The author of a bill introduced earlier this year that would have allowed D.C. residents to cast ballots from their phone or tablet says she will not pursue the idea next year, effectively killing the dream of Bradley Tusk, a well-connected venture capitalist and philanthropist, to make the city the first jurisdiction in the U.S. to fully implement mobile voting.

D.C. Councilmember Brooke Pinto (D-Ward 2) brought the bill to the council. “Since introducing the bill, I have had many more conversations with residents and experts and my staff and I have read additional reporting on the issue. At this time, mobile voting is not ripe to move forward as additional security protections are likely needed to be considered in the event we do adopt a mobile voting option in the future,” she wrote in an email.

Pinto introduced the mobile voting bill in February, building off a campaign Tusk launched last year to push mobile voting in jurisdictions across the country — starting with the District. Tusk and Pinto said that mobile voting would increase turnout and democratic engagement by making it easier for residents to vote, especially Black and Latino voters for whom turnout rates tend to lag behind white voters in the city.

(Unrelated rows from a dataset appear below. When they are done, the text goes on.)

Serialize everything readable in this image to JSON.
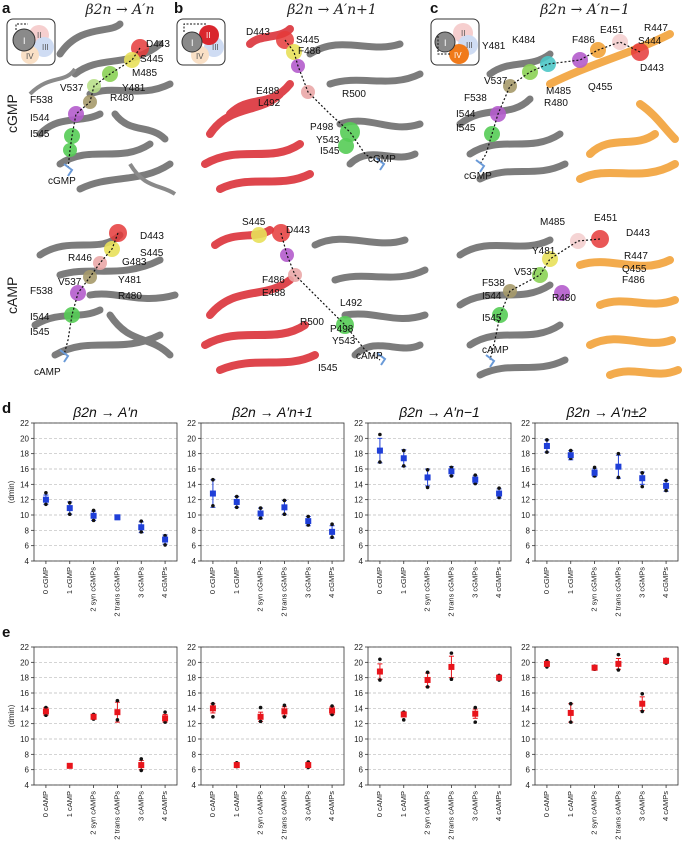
{
  "panel_letters": [
    "a",
    "b",
    "c",
    "d",
    "e"
  ],
  "row_labels": {
    "cgmp": "cGMP",
    "camp": "cAMP"
  },
  "top_titles": [
    "β2n → A′n",
    "β2n → A′n+1",
    "β2n → A′n−1"
  ],
  "legend_subunits": [
    "I",
    "II",
    "III",
    "IV"
  ],
  "structures": {
    "a_cgmp": {
      "labels": [
        "D443",
        "S445",
        "M485",
        "Y481",
        "R480",
        "F538",
        "V537",
        "I544",
        "I545",
        "cGMP"
      ]
    },
    "a_camp": {
      "labels": [
        "D443",
        "S445",
        "R446",
        "G483",
        "V537",
        "Y481",
        "F538",
        "R480",
        "I544",
        "I545",
        "cAMP"
      ]
    },
    "b_cgmp": {
      "labels": [
        "D443",
        "S445",
        "F486",
        "E488",
        "L492",
        "R500",
        "P498",
        "Y543",
        "I545",
        "cGMP"
      ]
    },
    "b_camp": {
      "labels": [
        "S445",
        "D443",
        "F486",
        "E488",
        "L492",
        "R500",
        "P498",
        "Y543",
        "I545",
        "cAMP"
      ]
    },
    "c_cgmp": {
      "labels": [
        "Y481",
        "K484",
        "F486",
        "E451",
        "R447",
        "S444",
        "D443",
        "V537",
        "M485",
        "Q455",
        "F538",
        "R480",
        "I544",
        "I545",
        "cGMP"
      ]
    },
    "c_camp": {
      "labels": [
        "M485",
        "E451",
        "D443",
        "R447",
        "Y481",
        "Q455",
        "F486",
        "V537",
        "F538",
        "I544",
        "R480",
        "I545",
        "cAMP"
      ]
    }
  },
  "colors": {
    "protein_grey": "#6e6e6e",
    "subunit_red": "#d9262e",
    "subunit_orange": "#f2a33a",
    "blue_marker": "#1f3fd8",
    "red_marker": "#e8141b",
    "grid": "#bbbbbb"
  },
  "chart_data": [
    {
      "id": "d1",
      "type": "scatter",
      "title": "β2n → A′n",
      "ylabel": "⟨dmin⟩",
      "ylim": [
        4,
        22
      ],
      "yticks": [
        4,
        6,
        8,
        10,
        12,
        14,
        16,
        18,
        20,
        22
      ],
      "grid": "horizontal dashed",
      "marker_color": "#1f3fd8",
      "categories": [
        "0 cGMP",
        "1 cGMP",
        "2 syn cGMPs",
        "2 trans cGMPs",
        "3 cGMPs",
        "4 cGMPs"
      ],
      "values": [
        12.0,
        10.9,
        9.9,
        9.7,
        8.4,
        6.8
      ],
      "errors": [
        0.6,
        0.8,
        0.6,
        0.3,
        0.7,
        0.6
      ],
      "points": [
        [
          12.9,
          11.4
        ],
        [
          11.6,
          10.1
        ],
        [
          10.6,
          9.3
        ],
        [
          9.8,
          9.6
        ],
        [
          9.2,
          7.8
        ],
        [
          7.3,
          6.1
        ]
      ]
    },
    {
      "id": "d2",
      "type": "scatter",
      "title": "β2n → A′n+1",
      "ylim": [
        4,
        22
      ],
      "yticks": [
        4,
        6,
        8,
        10,
        12,
        14,
        16,
        18,
        20,
        22
      ],
      "grid": "horizontal dashed",
      "marker_color": "#1f3fd8",
      "categories": [
        "0 cGMP",
        "1 cGMP",
        "2 syn cGMPs",
        "2 trans cGMPs",
        "3 cGMPs",
        "4 cGMPs"
      ],
      "values": [
        12.8,
        11.7,
        10.2,
        11.0,
        9.2,
        7.8
      ],
      "errors": [
        1.8,
        0.7,
        0.7,
        0.9,
        0.6,
        0.8
      ],
      "points": [
        [
          14.6,
          11.2
        ],
        [
          12.4,
          11.0
        ],
        [
          10.9,
          9.6
        ],
        [
          11.9,
          10.1
        ],
        [
          9.8,
          8.7
        ],
        [
          8.8,
          7.1
        ]
      ]
    },
    {
      "id": "d3",
      "type": "scatter",
      "title": "β2n → A′n−1",
      "ylim": [
        4,
        22
      ],
      "yticks": [
        4,
        6,
        8,
        10,
        12,
        14,
        16,
        18,
        20,
        22
      ],
      "grid": "horizontal dashed",
      "marker_color": "#1f3fd8",
      "categories": [
        "0 cGMP",
        "1 cGMP",
        "2 syn cGMPs",
        "2 trans cGMPs",
        "3 cGMPs",
        "4 cGMPs"
      ],
      "values": [
        18.4,
        17.4,
        14.9,
        15.7,
        14.6,
        12.8
      ],
      "errors": [
        1.6,
        1.1,
        1.1,
        0.6,
        0.5,
        0.6
      ],
      "points": [
        [
          20.5,
          16.9
        ],
        [
          18.4,
          16.4
        ],
        [
          15.9,
          13.6
        ],
        [
          16.2,
          15.1
        ],
        [
          15.2,
          14.1
        ],
        [
          13.5,
          12.3
        ]
      ]
    },
    {
      "id": "d4",
      "type": "scatter",
      "title": "β2n → A′n±2",
      "ylim": [
        4,
        22
      ],
      "yticks": [
        4,
        6,
        8,
        10,
        12,
        14,
        16,
        18,
        20,
        22
      ],
      "grid": "horizontal dashed",
      "marker_color": "#1f3fd8",
      "categories": [
        "0 cGMP",
        "1 cGMP",
        "2 syn cGMPs",
        "2 trans cGMPs",
        "3 cGMPs",
        "4 cGMPs"
      ],
      "values": [
        19.0,
        17.8,
        15.5,
        16.3,
        14.8,
        13.8
      ],
      "errors": [
        0.8,
        0.6,
        0.5,
        1.5,
        0.8,
        0.7
      ],
      "points": [
        [
          19.8,
          18.2
        ],
        [
          18.4,
          17.4
        ],
        [
          16.2,
          15.1
        ],
        [
          18.0,
          14.9
        ],
        [
          15.5,
          13.7
        ],
        [
          14.5,
          13.2
        ]
      ]
    },
    {
      "id": "e1",
      "type": "scatter",
      "title": "",
      "ylabel": "⟨dmin⟩",
      "ylim": [
        4,
        22
      ],
      "yticks": [
        4,
        6,
        8,
        10,
        12,
        14,
        16,
        18,
        20,
        22
      ],
      "grid": "horizontal dashed",
      "marker_color": "#e8141b",
      "categories": [
        "0 cAMP",
        "1 cAMP",
        "2 syn cAMPs",
        "2 trans cAMPs",
        "3 cAMPs",
        "4 cAMPs"
      ],
      "values": [
        13.6,
        6.5,
        12.9,
        13.5,
        6.6,
        12.7
      ],
      "errors": [
        0.5,
        0.2,
        0.3,
        1.3,
        0.6,
        0.5
      ],
      "points": [
        [
          14.1,
          13.1
        ],
        [
          6.6,
          6.4
        ],
        [
          13.2,
          12.6
        ],
        [
          15.0,
          12.5
        ],
        [
          7.4,
          5.9
        ],
        [
          13.5,
          12.2
        ]
      ]
    },
    {
      "id": "e2",
      "type": "scatter",
      "title": "",
      "ylim": [
        4,
        22
      ],
      "yticks": [
        4,
        6,
        8,
        10,
        12,
        14,
        16,
        18,
        20,
        22
      ],
      "grid": "horizontal dashed",
      "marker_color": "#e8141b",
      "categories": [
        "0 cAMP",
        "1 cAMP",
        "2 syn cAMPs",
        "2 trans cAMPs",
        "3 cAMPs",
        "4 cAMPs"
      ],
      "values": [
        14.0,
        6.6,
        12.9,
        13.6,
        6.6,
        13.7
      ],
      "errors": [
        0.6,
        0.2,
        0.6,
        0.6,
        0.2,
        0.5
      ],
      "points": [
        [
          14.6,
          12.9
        ],
        [
          6.9,
          6.4
        ],
        [
          14.1,
          12.3
        ],
        [
          14.4,
          12.9
        ],
        [
          7.0,
          6.3
        ],
        [
          14.3,
          13.2
        ]
      ]
    },
    {
      "id": "e3",
      "type": "scatter",
      "title": "",
      "ylim": [
        4,
        22
      ],
      "yticks": [
        4,
        6,
        8,
        10,
        12,
        14,
        16,
        18,
        20,
        22
      ],
      "grid": "horizontal dashed",
      "marker_color": "#e8141b",
      "categories": [
        "0 cAMP",
        "1 cAMP",
        "2 syn cAMPs",
        "2 trans cAMPs",
        "3 cAMPs",
        "4 cAMPs"
      ],
      "values": [
        18.8,
        13.2,
        17.7,
        19.4,
        13.3,
        18.0
      ],
      "errors": [
        1.0,
        0.3,
        0.9,
        1.4,
        0.6,
        0.3
      ],
      "points": [
        [
          20.4,
          17.7
        ],
        [
          13.5,
          12.5
        ],
        [
          18.7,
          16.8
        ],
        [
          21.2,
          17.8
        ],
        [
          14.1,
          12.2
        ],
        [
          18.3,
          17.7
        ]
      ]
    },
    {
      "id": "e4",
      "type": "scatter",
      "title": "",
      "ylim": [
        4,
        22
      ],
      "yticks": [
        4,
        6,
        8,
        10,
        12,
        14,
        16,
        18,
        20,
        22
      ],
      "grid": "horizontal dashed",
      "marker_color": "#e8141b",
      "categories": [
        "0 cAMP",
        "1 cAMP",
        "2 syn cAMPs",
        "2 trans cAMPs",
        "3 cAMPs",
        "4 cAMPs"
      ],
      "values": [
        19.8,
        13.4,
        19.3,
        19.8,
        14.6,
        20.2
      ],
      "errors": [
        0.3,
        1.2,
        0.2,
        0.7,
        0.9,
        0.2
      ],
      "points": [
        [
          20.2,
          19.4
        ],
        [
          14.6,
          12.2
        ],
        [
          19.5,
          19.1
        ],
        [
          21.0,
          19.0
        ],
        [
          15.9,
          13.6
        ],
        [
          20.4,
          19.9
        ]
      ]
    }
  ]
}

“When voting rights are under attack around the country, I am proud of the steps my colleagues and I have taken to make voting more accessible in D.C.,” said Pinto. “The mobile voting bill that I introduced aimed to do just that — make voting more accessible to more District residents, many of whom are underrepresented in elections.”

But the bill quickly raised alarms among many cybersecurity experts, who said there are too many remaining risks to pursue mobile voting at scale at this point. And those same arguments were highlighted in a new assessment this month from a working group organized by the Center for Security in Politics at the University of California at Berkeley and paid for by Tusk. In their report, 13 experts on elections management and cybersecurity determined that while mobile voting holds promise, “the current cybersecurity environment and state of technology make it infeasible… to draft responsible standards to support the use of internet ballot return in U.S. public elections at this time.”

This week, a coalition of organizations, including Public Citizen and the Center for Democracy and Technology, wrote lawmakers and urged them to hold off on any future mobile voting bills until broader questions of cybersecurity could be addressed. “No bill that would enable online voting — specifically, the electronic return of voted ballots — should be considered until election experts agree that such a system would be both secure and reliable for D.C. voters,” they wrote.

Pinto’s bill had already faced opposition on the council and wasn’t set to move the proposal forward this year, but her change of heart on the current safety of mobile voting means that Tusk’s venture isn’t expected to gain much, if any, steam next year. In an emailed statement, though, Tusk said he would continue working towards making mobile voting a reality.

“Here’s what we know: Too many Americans are left out of the electoral process at the moment, and we need to identify approaches like mobile voting that reduce barriers to the vote. That’s why we are funding the development of more secure technology for mobile voting that addresses the challenges the working group identified. We have just released a detailed new architectural overview and data flow of this system that our grantees are developing. Our goal is to release the system publicly in 2023 for thorough public security testing along with usability and accessibility assessments to ensure it meets the needs of voters and standards of election officials,” he said.

The experts organized by the Center for Security in Politics didn’t fully close the door on mobile voting being possible in the future.

“There is promise, however, as technological developments have moved us closer to using internet ballot return in a secure and accessible way. Still, additional progress is necessary before standards might be developed to support the widespread use of internet ballot return in U.S. public elections, and overall cybersecurity continues to face monumental challenges,” they wrote.

D.C. has taken other steps in recent to broaden voting accessibility, largely by mailing every registered voter a ballot, which will now become a permanent feature of elections moving forward.

This post was updated with a statement from Bradley Tusk.